There are no data, several pointed out, about whether giving nirsevimab to a baby whose mother was vaccinated against RSV during pregnancy would give the infant more protection or would be a waste of the product. And several members of the committee worried that the dose given in the first year of life might be too small to benefit a baby who was 8 months or older when receiving the injection, depending on the size of the baby.

Ighovwerha Ofotokun, an infectious diseases professor at Emory University School of Medicine, raised concerns about how nirsevimab will be used in warmer parts of the country, where RSV is not a winter disease. Tonya Villafana, AstraZeneca’s vice president and global franchise head for vaccines and immune therapies, said the company would work with the FDA and other experts to figure out how to best use nirsevimab in such settings.

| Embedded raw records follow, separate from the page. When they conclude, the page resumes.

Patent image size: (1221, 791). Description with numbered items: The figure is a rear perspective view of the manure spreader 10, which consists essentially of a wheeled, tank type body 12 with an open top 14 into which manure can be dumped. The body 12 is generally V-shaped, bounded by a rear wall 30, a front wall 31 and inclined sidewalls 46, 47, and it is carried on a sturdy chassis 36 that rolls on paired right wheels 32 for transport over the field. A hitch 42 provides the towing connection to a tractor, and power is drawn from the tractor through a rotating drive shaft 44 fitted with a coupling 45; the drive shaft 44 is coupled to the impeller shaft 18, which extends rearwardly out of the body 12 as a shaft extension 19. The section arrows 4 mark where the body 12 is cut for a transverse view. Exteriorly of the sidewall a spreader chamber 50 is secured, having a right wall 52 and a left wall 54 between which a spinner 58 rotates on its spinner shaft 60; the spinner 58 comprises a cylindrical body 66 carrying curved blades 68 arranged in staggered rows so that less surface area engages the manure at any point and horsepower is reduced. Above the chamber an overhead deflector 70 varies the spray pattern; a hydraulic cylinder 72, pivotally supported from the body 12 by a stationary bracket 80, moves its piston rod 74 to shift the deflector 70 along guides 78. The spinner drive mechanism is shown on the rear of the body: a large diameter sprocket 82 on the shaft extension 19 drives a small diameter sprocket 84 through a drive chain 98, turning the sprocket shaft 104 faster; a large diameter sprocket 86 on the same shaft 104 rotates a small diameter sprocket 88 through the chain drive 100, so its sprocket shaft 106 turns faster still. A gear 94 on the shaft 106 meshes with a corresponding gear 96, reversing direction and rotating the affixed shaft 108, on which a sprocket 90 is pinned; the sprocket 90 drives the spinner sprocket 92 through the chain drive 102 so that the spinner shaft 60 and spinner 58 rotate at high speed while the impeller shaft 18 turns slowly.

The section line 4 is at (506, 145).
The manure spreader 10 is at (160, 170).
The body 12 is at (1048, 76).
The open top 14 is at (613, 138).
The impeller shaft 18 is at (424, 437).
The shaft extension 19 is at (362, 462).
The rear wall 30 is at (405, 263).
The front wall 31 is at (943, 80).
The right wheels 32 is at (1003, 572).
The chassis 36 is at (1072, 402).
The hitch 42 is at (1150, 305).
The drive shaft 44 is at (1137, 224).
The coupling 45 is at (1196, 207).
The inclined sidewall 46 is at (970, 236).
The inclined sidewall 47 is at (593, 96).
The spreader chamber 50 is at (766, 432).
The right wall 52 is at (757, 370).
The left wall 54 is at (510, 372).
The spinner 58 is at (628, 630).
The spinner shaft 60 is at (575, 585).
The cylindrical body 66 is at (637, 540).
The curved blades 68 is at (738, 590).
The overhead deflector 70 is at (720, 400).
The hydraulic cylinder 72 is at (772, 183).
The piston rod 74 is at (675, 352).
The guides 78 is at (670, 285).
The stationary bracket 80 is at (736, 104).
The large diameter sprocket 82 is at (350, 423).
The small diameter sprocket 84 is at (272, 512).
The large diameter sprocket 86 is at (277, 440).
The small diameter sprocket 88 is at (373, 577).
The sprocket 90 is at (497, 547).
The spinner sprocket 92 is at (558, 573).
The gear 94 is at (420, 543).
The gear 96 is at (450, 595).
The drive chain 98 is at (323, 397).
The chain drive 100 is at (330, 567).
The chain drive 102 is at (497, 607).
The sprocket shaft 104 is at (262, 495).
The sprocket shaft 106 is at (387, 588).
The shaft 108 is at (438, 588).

Committee chair Lindsey Baden, director of clinical research in the division of infectious diseases at Brigham and Women’s Hospital, also stressed the need for ongoing safety monitoring. Though there were no safety signals in the clinical trials, he said, “safety in 3,000 [children] is not safety in 3 million.”

The FDA is not obligated to follow the advice of the committee, but it would seem unlikely that it would ignore these recommendations, given the high degree of need for tools with which to protect children from respiratory syncytial virus, the No. 1 cause of hospitalizations in infants in this country.

But if the FDA approves Beyfortus, the final word on how it will be used and in whom will rest with the Centers for Disease Control and Prevention, and its expert panel, the Advisory Committee on Immunization Practices. The ACIP can only vote on whether to recommend use of the monoclonal after the FDA approves the product.

Correction: A previous version of this article misspelled Ighovwerha Ofotokun’s first name.